Reunião com produtores e orientações técnicas
Para reforçar as ações de controle, o Indea realizará uma reunião com produtores rurais no dia 28 de abril, às 14h, na Escola Estadual Boa Esperança. O encontro tem como objetivo esclarecer dúvidas e orientar sobre práticas adequadas de manejo e vacinação.
Durante a reunião, técnicos apresentarão informações detalhadas sobre a obrigatoriedade da vacinação de bovinos e equinos, além de destacar a importância da imunização como principal estratégia contra a raiva bovina.
Novas ações e exigências sanitárias
Dando continuidade às medidas, o instituto programou um novo atendimento para o dia 13 de maio, entre 9h e 16h, no mesmo local. Na ocasião, os produtores deverão apresentar as notas fiscais das vacinas aplicadas e atualizar a declaração de estoque de rebanho.
A adesão às exigências sanitárias é considerada indispensável para o controle da doença. O órgão reforça que a vacinação é obrigatória dentro da área delimitada e deve ser realizada por todos os criadores.

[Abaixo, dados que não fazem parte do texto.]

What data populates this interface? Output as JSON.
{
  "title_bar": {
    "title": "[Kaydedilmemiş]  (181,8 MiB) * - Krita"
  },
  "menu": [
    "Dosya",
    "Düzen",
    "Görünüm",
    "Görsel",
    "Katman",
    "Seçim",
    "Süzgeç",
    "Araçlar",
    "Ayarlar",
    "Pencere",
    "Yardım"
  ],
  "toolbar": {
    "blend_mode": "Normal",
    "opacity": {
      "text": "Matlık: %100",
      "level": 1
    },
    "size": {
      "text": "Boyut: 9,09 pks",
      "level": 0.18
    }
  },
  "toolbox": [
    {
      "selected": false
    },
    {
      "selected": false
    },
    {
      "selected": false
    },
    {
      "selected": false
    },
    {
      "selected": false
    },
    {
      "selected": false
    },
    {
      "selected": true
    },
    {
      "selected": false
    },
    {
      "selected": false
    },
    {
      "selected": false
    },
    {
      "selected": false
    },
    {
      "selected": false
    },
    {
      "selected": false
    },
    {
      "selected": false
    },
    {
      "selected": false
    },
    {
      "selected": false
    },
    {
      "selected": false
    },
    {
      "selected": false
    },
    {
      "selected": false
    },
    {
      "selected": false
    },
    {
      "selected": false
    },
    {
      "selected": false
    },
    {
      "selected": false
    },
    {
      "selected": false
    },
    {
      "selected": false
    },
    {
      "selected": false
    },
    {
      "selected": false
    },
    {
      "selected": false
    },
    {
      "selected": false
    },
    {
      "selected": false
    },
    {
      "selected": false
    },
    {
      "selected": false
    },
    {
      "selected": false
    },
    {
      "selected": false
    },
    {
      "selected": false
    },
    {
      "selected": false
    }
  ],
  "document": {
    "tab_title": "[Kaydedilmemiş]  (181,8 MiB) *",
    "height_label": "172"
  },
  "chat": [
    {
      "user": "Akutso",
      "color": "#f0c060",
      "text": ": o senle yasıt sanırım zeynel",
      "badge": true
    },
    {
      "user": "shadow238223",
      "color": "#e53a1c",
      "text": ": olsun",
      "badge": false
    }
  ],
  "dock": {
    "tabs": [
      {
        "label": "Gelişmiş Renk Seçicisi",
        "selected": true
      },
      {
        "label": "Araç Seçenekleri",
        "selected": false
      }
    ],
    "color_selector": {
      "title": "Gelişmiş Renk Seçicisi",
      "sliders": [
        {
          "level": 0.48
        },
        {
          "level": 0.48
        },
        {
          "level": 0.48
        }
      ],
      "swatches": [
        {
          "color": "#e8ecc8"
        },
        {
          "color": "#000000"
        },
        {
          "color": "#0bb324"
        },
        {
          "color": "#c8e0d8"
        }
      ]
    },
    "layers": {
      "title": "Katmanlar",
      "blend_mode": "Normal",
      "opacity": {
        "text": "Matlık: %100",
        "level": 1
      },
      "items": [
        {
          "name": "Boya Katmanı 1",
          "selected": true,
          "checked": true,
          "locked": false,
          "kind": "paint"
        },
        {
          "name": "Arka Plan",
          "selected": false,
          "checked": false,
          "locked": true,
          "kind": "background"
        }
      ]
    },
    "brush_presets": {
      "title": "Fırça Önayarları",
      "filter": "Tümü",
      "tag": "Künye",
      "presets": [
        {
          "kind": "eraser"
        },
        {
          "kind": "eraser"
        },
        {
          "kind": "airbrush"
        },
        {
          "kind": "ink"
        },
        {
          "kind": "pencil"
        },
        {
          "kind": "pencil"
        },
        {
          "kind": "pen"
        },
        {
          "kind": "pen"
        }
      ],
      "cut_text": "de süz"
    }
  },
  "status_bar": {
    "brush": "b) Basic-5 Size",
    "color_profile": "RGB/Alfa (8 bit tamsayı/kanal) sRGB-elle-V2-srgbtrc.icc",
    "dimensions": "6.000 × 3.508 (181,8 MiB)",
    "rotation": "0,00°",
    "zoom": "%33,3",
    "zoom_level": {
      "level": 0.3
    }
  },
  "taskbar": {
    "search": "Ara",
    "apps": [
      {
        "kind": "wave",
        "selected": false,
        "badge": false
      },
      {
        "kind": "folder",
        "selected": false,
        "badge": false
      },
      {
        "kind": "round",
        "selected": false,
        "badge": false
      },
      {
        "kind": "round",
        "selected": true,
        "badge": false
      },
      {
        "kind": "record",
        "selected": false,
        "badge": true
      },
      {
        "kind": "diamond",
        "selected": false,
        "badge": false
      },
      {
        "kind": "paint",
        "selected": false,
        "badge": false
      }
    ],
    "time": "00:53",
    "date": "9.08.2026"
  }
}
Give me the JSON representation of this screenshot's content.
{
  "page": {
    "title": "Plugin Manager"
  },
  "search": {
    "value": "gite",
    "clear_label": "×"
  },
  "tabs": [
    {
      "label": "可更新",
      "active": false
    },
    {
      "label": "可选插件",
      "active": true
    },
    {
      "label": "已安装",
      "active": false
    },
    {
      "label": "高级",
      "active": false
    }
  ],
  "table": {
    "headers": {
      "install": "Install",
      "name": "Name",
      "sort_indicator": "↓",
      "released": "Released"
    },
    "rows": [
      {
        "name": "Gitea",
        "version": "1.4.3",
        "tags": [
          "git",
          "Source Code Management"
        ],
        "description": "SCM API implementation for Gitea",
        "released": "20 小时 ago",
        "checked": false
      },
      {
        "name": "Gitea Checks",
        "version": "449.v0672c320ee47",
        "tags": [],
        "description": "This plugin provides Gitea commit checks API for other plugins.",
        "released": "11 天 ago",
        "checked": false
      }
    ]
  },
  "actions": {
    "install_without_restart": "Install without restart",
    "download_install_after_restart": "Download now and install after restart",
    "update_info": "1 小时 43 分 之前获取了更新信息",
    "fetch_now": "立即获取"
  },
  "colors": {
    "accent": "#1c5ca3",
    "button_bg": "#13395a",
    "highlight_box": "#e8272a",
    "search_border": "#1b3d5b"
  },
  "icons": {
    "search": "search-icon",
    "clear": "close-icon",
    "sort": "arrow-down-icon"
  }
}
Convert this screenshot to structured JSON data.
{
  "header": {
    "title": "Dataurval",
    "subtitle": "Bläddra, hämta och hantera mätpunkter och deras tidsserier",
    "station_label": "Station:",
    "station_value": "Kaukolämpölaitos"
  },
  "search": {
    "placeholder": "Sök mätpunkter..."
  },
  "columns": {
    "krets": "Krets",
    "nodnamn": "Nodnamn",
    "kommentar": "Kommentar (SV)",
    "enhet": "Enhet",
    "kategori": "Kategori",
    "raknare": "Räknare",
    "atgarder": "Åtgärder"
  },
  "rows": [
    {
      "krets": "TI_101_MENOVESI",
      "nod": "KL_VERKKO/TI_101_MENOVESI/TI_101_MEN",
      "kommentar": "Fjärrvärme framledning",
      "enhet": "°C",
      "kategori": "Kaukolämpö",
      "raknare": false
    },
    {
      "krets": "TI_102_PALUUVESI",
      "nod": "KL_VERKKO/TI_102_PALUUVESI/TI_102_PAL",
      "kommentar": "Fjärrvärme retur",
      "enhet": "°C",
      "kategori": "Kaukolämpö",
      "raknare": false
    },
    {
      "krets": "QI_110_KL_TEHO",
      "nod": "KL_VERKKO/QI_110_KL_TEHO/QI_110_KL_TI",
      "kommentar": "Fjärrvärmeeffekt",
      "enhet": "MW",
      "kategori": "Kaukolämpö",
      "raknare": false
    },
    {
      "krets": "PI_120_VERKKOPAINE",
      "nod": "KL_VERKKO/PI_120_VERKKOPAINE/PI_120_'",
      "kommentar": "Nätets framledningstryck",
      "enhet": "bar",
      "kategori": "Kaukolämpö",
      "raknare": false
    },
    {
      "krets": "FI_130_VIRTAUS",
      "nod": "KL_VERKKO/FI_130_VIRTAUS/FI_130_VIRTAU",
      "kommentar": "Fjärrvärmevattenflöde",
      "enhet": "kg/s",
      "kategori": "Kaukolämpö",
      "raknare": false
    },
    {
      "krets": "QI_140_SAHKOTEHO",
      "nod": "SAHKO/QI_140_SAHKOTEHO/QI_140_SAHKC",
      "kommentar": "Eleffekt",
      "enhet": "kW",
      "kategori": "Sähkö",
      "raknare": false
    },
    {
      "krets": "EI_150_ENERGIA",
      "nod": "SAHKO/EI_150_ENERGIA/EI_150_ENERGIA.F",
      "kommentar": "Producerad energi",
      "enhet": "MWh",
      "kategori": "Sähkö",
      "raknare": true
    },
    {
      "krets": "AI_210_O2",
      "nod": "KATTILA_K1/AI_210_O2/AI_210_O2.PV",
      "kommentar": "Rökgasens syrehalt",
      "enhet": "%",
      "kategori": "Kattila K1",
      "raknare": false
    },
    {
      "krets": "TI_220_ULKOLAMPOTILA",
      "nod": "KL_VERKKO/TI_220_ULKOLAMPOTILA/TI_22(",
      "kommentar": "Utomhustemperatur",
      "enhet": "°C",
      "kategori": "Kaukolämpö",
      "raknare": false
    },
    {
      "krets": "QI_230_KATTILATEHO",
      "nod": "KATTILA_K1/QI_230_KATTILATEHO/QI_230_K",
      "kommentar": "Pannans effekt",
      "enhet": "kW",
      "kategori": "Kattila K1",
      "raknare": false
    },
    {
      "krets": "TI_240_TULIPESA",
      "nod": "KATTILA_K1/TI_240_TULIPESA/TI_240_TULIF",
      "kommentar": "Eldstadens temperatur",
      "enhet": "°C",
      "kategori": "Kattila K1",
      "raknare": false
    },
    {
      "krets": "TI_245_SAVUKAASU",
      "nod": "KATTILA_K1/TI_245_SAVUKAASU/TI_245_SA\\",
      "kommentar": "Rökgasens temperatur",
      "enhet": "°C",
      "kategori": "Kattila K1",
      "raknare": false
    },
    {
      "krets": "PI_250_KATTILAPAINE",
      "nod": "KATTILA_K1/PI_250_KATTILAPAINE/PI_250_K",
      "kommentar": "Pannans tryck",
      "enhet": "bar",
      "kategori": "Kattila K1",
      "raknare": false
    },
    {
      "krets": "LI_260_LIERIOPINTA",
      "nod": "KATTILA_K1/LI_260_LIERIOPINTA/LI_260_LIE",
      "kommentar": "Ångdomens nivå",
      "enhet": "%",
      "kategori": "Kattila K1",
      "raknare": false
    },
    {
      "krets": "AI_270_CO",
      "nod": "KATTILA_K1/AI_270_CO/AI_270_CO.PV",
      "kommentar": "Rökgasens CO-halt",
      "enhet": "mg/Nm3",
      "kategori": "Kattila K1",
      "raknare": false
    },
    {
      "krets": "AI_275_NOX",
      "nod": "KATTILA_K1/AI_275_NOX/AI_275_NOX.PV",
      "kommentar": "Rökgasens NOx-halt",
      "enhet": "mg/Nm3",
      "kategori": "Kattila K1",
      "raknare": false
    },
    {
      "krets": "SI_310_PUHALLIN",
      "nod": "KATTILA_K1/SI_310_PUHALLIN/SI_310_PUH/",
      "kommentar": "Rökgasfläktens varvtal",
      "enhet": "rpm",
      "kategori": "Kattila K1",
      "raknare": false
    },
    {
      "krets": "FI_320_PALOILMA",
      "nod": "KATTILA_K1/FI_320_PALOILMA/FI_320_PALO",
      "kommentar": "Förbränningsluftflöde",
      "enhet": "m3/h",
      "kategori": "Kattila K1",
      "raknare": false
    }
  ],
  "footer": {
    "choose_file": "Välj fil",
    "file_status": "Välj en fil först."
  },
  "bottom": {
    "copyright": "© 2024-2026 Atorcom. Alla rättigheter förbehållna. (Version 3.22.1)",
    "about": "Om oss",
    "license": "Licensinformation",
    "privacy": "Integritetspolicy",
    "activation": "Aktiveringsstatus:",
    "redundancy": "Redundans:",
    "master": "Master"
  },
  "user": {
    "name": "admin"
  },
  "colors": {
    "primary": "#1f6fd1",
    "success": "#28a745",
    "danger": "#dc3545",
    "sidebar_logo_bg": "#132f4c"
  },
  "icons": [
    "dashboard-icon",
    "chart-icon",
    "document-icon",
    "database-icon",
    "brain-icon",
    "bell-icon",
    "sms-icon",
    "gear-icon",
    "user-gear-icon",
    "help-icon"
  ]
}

Doença representa risco à saúde animal e humana
A raiva bovina é uma enfermidade viral que compromete o sistema nervoso e pode levar à morte dos animais infectados. Além disso, trata-se de uma zoonose, ou seja, pode ser transmitida aos seres humanos, o que aumenta a preocupação das autoridades de saúde.
No ambiente rural, a incidência da doença costuma estar associada à atividade de morcegos hematófagos, tornando fundamental a vigilância constante e o cumprimento rigoroso dos protocolos sanitários estabelecidos.